Thursday, February 19, 2004

Re: Code Review

In .NET, everything comes down to an assembly. That assembly - be it .exe or .dll - can contain any number of classes. You deploy and execute that. You can just copy a .exe from one machine to another and execute it. As long as the machines have the CLR, nothing else is required. No registering anything, dll hell etc...

please confirm what i understood. as many classes in one package get converted to one exe/dll file. also the size of these exe's/dll's must be very small comparatively. say a few 5-10kb for small apps plus some extra 10+ kb for the metadata.


does every new release of Java update the JVM?

i am answering with what i have experienced. in java, each 1.x version is also very major. and generally takes about a year or so for the next version. so by that time there are usually major updates in jvm performance as well. the 1.4.x (suppose) are minor updates. mostly bug fixes.

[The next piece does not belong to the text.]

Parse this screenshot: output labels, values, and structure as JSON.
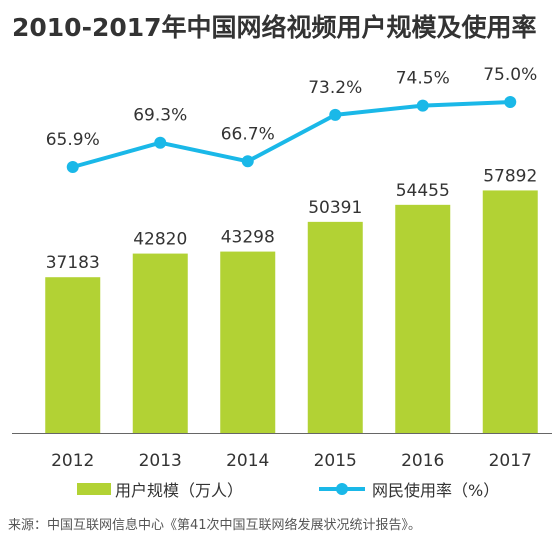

also all java code is always backward compatible. even though a particular method might be deprecated, you can still use it though it will raise an warning. also all java legacy code will work even on the latest versions. this is actually a slight point of difference between developes. because you can still use deprecated code, some do not agree with this functionality. this is more of a financial decision by sun.

mohn told me that code on one (earlier) .net version could not be run on the newer version because of configuration file stuff. could you (mohn) explain more on this. also in .net, are certain parts of the api removed for next versions, or carried about like in java.